Once-market-dominant Yelp is taking Google to court for alleged antitrust violations, claiming that the search giant prioritized its own review platform in business search results, in an effort to “stifle competition and keep consumers within its own walled garden.”
Yelp, which has taken steps to increase user trust and business transparency on its site in recent years, said the platform was prioritizing Google products and services over organic search results, in the suit filed in the Northern District of California federal court on Wednesday, adding that Google’s services are often worse for consumers than Yelp’s.
“Google manipulates its results to promote its own local search offerings above those of its rivals, regardless of the comparative poorer quality of its own properties,” a post on Yelp’s website about the suit reads.
The suit comes three weeks after a federal judge handed down a ruling that Google was indeed a monopoly in the search engine space, citing the platform’s payoffs to other tech giants to guarantee itself the default engine on a vast majority of devices.
That antitrust suit, launched by the Department of Justice last year, is one of the largest antitrust cases in recent history, and part of a massive push against anticompetitive and monopolistic business practices by the Biden administration.

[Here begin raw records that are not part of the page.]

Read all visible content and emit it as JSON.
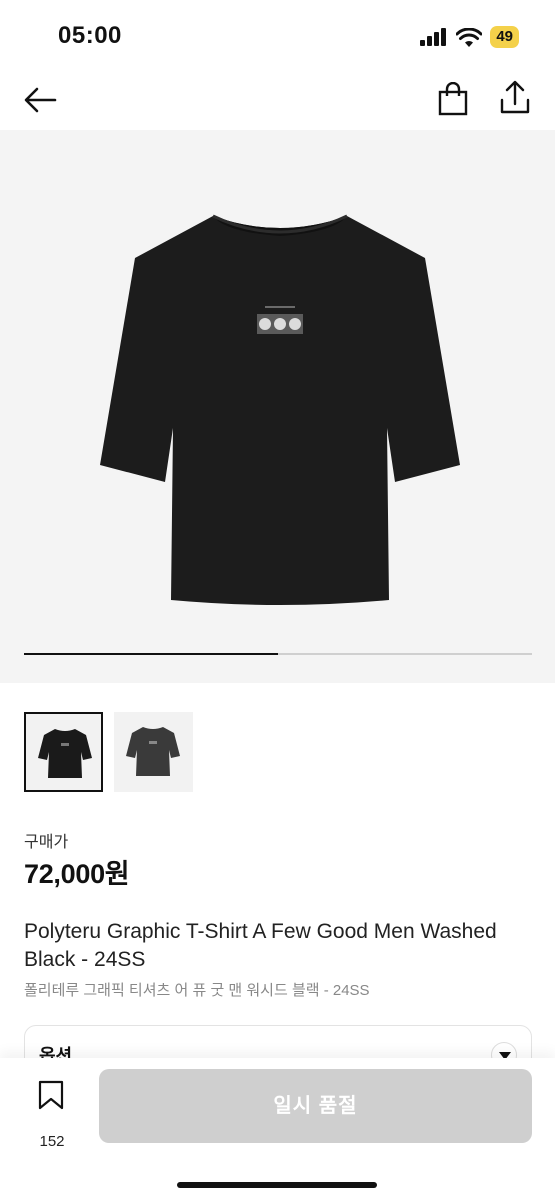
{
  "status_bar": {
    "time": "05:00",
    "battery": "49",
    "icons": [
      "signal-icon",
      "wifi-icon",
      "battery-icon"
    ]
  },
  "nav": {
    "icons": [
      "back-arrow-icon",
      "shopping-bag-icon",
      "share-icon"
    ]
  },
  "gallery": {
    "progress": 0.5,
    "thumbnails": [
      {
        "name": "black-shirt-thumbnail",
        "color": "#1a1a1a",
        "selected": true
      },
      {
        "name": "gray-shirt-thumbnail",
        "color": "#3a3a3a",
        "selected": false
      }
    ]
  },
  "product": {
    "price_label": "구매가",
    "price": "72,000원",
    "title_en": "Polyteru Graphic T-Shirt A Few Good Men Washed Black - 24SS",
    "title_ko": "폴리테루 그래픽 티셔츠 어 퓨 굿 맨 워시드 블랙 - 24SS"
  },
  "option": {
    "label": "옵션"
  },
  "bottom_bar": {
    "wishlist_count": "152",
    "button_label": "일시 품절"
  },
  "colors": {
    "shirt": "#1c1c1c",
    "hero_bg": "#f4f4f4",
    "battery": "#f4d14a",
    "disabled_button": "#cfcfcf"
  }
}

Legal experts saw the precedent set in that case as a momentum-builder for other antitrust cases against the search engine and its practices.
Google — which has also sought to keep users from clicking on search results by launching AI-powered summaries that have been accused of plagiarizing content — prioritizes its own map, review and stock systems over natural search results.
Yelp is seeking a restructured approach to search rankings, allowing competition in spaces which Google operates competitors, along with financial damages.